There was Oscar winner Cillian Murphy wearing a bespoke geometric brooch from Hong Kong-based jeweler Sauvereign, Oscar winner Ke Huy Quan wearing a pair of chevron Cartier brooches made with sapphires and diamonds, and Oscar nominee Colman Domingo wearing a David Yurman high jewelry starburst pendant at the Academy Awards, to name a few.
“We could not have seen more of them during the red carpet season,” Everett said. “I don’t think there was anyone that wasn’t wearing them, so I hope that trend keeps going and that it’s not so much a trend, so that we get into an area where guys are just going to wear jewelry. The goal is that we don’t call any jewelry men’s jewelry, it’s just he’s wearing jewelry. The crossover has started and hopefully it’ll just continue to strengthen and we’ll get more young people interested in it.”
Saiger explained his brooch requests have been a mix of modern and classic, such as taking an antiquated style and updating it with gemstones or designing it with mixed metals.
“It’s driven by this reimagined vintage kind of fashion,” he said about his brooch requests. “That’s going to play a large role in it. We have a long time to go until [brooches] become way more modern. But right now, it’s like a mix of the two.”

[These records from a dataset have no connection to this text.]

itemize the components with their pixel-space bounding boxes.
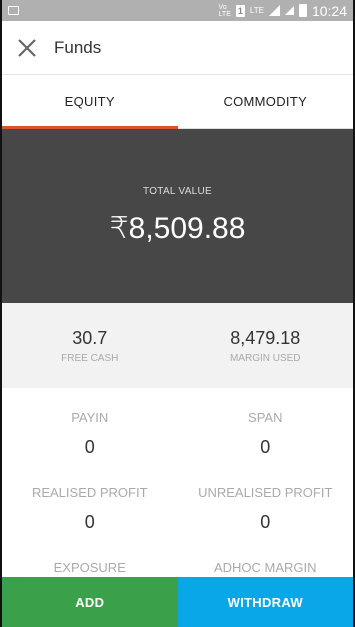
unrealised-profit-block: UNREALISED PROFIT 0 — [178, 485, 354, 560]
status-time: 10:24 — [311, 2, 347, 19]
unrealised-profit-label: UNREALISED PROFIT — [198, 485, 333, 500]
signal-icon — [268, 5, 280, 16]
free-cash-block: 30.7 FREE CASH — [2, 303, 178, 388]
total-value-panel: TOTAL VALUE ₹8,509.88 — [2, 129, 353, 303]
action-bar: ADD WITHDRAW — [2, 577, 353, 627]
add-button[interactable]: ADD — [2, 577, 178, 627]
span-label: SPAN — [248, 410, 283, 425]
close-icon[interactable] — [14, 35, 40, 61]
app-bar: Funds — [2, 21, 353, 75]
gallery-notification-icon — [8, 6, 19, 15]
span-value: 0 — [260, 437, 271, 457]
battery-icon — [298, 4, 307, 17]
tab-commodity[interactable]: COMMODITY — [178, 75, 354, 128]
margin-used-value: 8,479.18 — [230, 327, 301, 348]
status-right: Vo LTE 1 LTE 10:24 — [219, 3, 347, 19]
tab-bar: EQUITY COMMODITY — [2, 75, 353, 129]
realised-profit-value: 0 — [84, 512, 95, 532]
total-value-amount: ₹8,509.88 — [109, 212, 246, 245]
payin-value: 0 — [84, 437, 95, 457]
realised-profit-block: REALISED PROFIT 0 — [2, 485, 178, 560]
unrealised-profit-value: 0 — [260, 512, 271, 532]
detail-row: REALISED PROFIT 0 UNREALISED PROFIT 0 — [2, 485, 353, 560]
exposure-label: EXPOSURE — [53, 560, 126, 575]
close-icon-glyph — [18, 38, 36, 57]
status-left — [8, 6, 19, 15]
lte-icon: LTE — [249, 6, 264, 15]
cash-summary: 30.7 FREE CASH 8,479.18 MARGIN USED — [2, 303, 353, 388]
tab-equity[interactable]: EQUITY — [2, 75, 178, 129]
detail-row: PAYIN 0 SPAN 0 — [2, 410, 353, 485]
signal-icon-2 — [284, 6, 294, 15]
total-value-label: TOTAL VALUE — [142, 186, 213, 197]
span-block: SPAN 0 — [178, 410, 354, 485]
margin-used-label: MARGIN USED — [229, 352, 301, 364]
payin-label: PAYIN — [71, 410, 109, 425]
adhoc-margin-label: ADHOC MARGIN — [213, 560, 317, 575]
free-cash-value: 30.7 — [72, 327, 108, 348]
status-bar: Vo LTE 1 LTE 10:24 — [2, 0, 353, 21]
app-screen: Vo LTE 1 LTE 10:24 Funds EQUITY COMMODITY… — [2, 0, 353, 627]
withdraw-button[interactable]: WITHDRAW — [177, 577, 353, 627]
volte-icon: Vo LTE — [218, 3, 231, 18]
page-title: Funds — [54, 37, 102, 57]
sim-icon: 1 — [235, 4, 245, 17]
payin-block: PAYIN 0 — [2, 410, 178, 485]
realised-profit-label: REALISED PROFIT — [31, 485, 148, 500]
free-cash-label: FREE CASH — [61, 352, 119, 364]
margin-used-block: 8,479.18 MARGIN USED — [178, 303, 354, 388]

Saiger is adding a few brooches to his assortment, though most brands, including Miansai, don’t offer them in their main collections. That’s part of the reason that the secondhand market has become the go-to resource for the brooch customer.
“Hardly anyone makes them anymore,” Everett said. “If you’re really into brooches and you want to collect interesting things, if you go now to any of the big houses and ask for a current assortment brooch, they won’t have many options. If you want to really get interesting things, you have to look at the secondary market. You have to look at auctions.”
Be it vintage or new brooches, the accessory is expected to hold its resonance going into the holidays, and certainly for the next awards season.